Potential Application of VSELs and VSEL-Enriched Populations in Clinical Trials

The measurement of the number of VSELs might, after validation in larger population, serve as a prognostic marker in acute MI because the preliminary data showed inverse correlation with the extent of myocardial injury and presence of co-morbidities, such as diabetes. Another approach is to use the cells for prevention of left ventricular dysfunction after MI. We developed a protocol for expansion and differentiation of BM-derived VSELs into cardiac myocytes.
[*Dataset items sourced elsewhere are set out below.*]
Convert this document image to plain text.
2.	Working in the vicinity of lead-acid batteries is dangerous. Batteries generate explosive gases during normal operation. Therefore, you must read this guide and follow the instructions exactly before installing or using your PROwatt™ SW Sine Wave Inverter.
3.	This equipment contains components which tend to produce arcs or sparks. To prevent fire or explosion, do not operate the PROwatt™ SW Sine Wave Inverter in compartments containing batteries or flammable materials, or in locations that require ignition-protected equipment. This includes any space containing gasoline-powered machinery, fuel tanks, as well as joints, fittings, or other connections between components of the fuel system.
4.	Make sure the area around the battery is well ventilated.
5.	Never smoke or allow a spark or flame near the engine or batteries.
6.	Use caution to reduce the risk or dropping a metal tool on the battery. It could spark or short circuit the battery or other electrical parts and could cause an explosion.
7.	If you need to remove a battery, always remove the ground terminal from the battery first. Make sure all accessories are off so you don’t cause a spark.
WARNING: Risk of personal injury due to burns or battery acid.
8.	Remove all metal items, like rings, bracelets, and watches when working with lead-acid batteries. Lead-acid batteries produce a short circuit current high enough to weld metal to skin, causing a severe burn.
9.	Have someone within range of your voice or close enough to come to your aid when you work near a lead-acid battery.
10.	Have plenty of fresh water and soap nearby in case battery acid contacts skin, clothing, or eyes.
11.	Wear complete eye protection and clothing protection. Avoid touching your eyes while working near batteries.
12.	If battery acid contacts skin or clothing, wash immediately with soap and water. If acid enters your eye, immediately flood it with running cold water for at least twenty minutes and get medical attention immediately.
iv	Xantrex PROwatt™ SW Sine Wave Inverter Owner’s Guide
The differentiation of murine VSEL-derived cardiac myocytes (CM) closely resembles the same process in embryonic stem cell-derived CM [8, 34]. Dawn et al. showed that direct intramyocardial injection of freshly isolated VSELs in mice with reperfused MI improved global and regional left ventricular contractility. Moreover, the beneficial effects were observed after 35 days of follow-up. The histopathology study showed rare VSEL-derived cardiac myocytes in the recipients' heart muscle [35]. Additionally, expansion and pre-differentiation of VSELs in cardiopoiesis-guided media for 5 days before the injection increased their effectiveness leading to increase of left ventricular ejection fraction, myocardial systolic thickening, and attenuated remodeling after 35 days post-MI [36]. Clinical studies using autologous VSELs are needed to validate these promising experimental data, providing that clinically approved protocols for cell expansion and differentiation are available. Several other emerging stem cell technologies such as CSC, genetically engineered bone marrow progenitor cells (e.g., EPC overexpressing endothelial nitric oxide synthase), allogeneic bone marrow-derived MSC and cardiopoiesis-guided bone marrow-derived mesenchymal cardiopoietic cells are under translation into clinical use.